Tell us about your experience using Twitter. For example, when did you create the Twitter feed at twitter.com/EJSMD, and why? What have been some of the challenges?

Most EPs are techies, and I’m certainly no exception. I’ve know about Twitter for years, but didn’t really see how it might fit into my life. Wes Fisher, an EP in Evanston, Illinois, is an old friend and pioneer in cardiology blogging (drwes.blogspot.com). Wes published a guide to Twitter on his blog, and so I decided to give it a try about a year ago. It’s really hard to articulate what’s great about Twitter. Most folks look at you like you’re weird when you talk about it. I like how easily you can make an impact to a broad audience. I’ve enjoyed meaningful dialogues with prominent cardiologists, industry people and journalists through this medium. It’s very easy to stay current in the field as the pace of information flow is striking. I think I really saw Twitter’s power firsthand when I live tweeted the discussions at the Riata ICD Lead Summit in January. My tweets were widely cited, and a summary I wrote got picked up by Forbes.com.
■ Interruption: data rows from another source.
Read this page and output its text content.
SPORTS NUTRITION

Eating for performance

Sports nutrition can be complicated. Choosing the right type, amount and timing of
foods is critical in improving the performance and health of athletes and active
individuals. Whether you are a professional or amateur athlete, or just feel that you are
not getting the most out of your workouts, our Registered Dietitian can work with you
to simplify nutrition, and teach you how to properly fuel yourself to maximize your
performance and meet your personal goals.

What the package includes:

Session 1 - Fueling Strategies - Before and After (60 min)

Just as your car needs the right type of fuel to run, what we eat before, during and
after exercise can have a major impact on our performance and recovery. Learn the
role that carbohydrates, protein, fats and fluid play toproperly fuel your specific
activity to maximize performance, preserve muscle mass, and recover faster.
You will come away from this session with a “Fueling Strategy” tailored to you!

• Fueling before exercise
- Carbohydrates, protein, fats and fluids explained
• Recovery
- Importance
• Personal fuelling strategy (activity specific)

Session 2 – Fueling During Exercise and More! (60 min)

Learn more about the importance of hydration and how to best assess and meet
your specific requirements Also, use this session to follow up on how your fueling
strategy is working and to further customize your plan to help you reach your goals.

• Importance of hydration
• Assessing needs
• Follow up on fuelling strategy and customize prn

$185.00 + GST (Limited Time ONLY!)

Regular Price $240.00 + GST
What advancements do you hope to see in the field of cardiac electrophysiology in the next five years? What specific areas of EP and/or patient care need more attention?

I have to say that after reading Eric Topol’s new book, The Creative Destruction of Medicine, I’m really intrigued by the future of personalized medicine. We’ve really got to find a way to target our therapies more effectively to those who stand the most to benefit. In addition, I think our ability to wirelessly monitor these patients will continue to improve and become a routine part of care delivery. I’m amazed how much real health care I can now deliver from my desk through review of device data. This power can only grow further. We’ve got to find a way to make all of this affordable, though.

What advice would you give to others in EP who are currently at the start of their career?

Focus on the patient first — everything else is secondary. Make it your personal mission to provide high-quality care to everyone, and don’t let anything make you waver from this mission. Work hard at developing your own skills, so you can be proud of the care you deliver. Don’t spend money foolishly. If you can deliver great care cheaply, do this. Make sure everything you, your patient, or your hospital buys is a good value.

Has anyone in particular been helpful to you in your growth as an electrophysiologist?

I have a very selective personal “Hall of Fame” for these folks. Early in my training at the University of Pittsburgh, Bill Follansbee and Ali Mehdirad were major influences. At Cleveland Clinic, Pat Tchou, Greg Kidwell, and Bruce Wilkoff taught me most of what I know today. Here in Cincinnati, my partner Ted Waller has taught me how to function in the private practice system with grace and skill. Dean Kereiakes has also given me a platform to work upon and supported me greatly. I look up to all of these folks and they have my gratitude.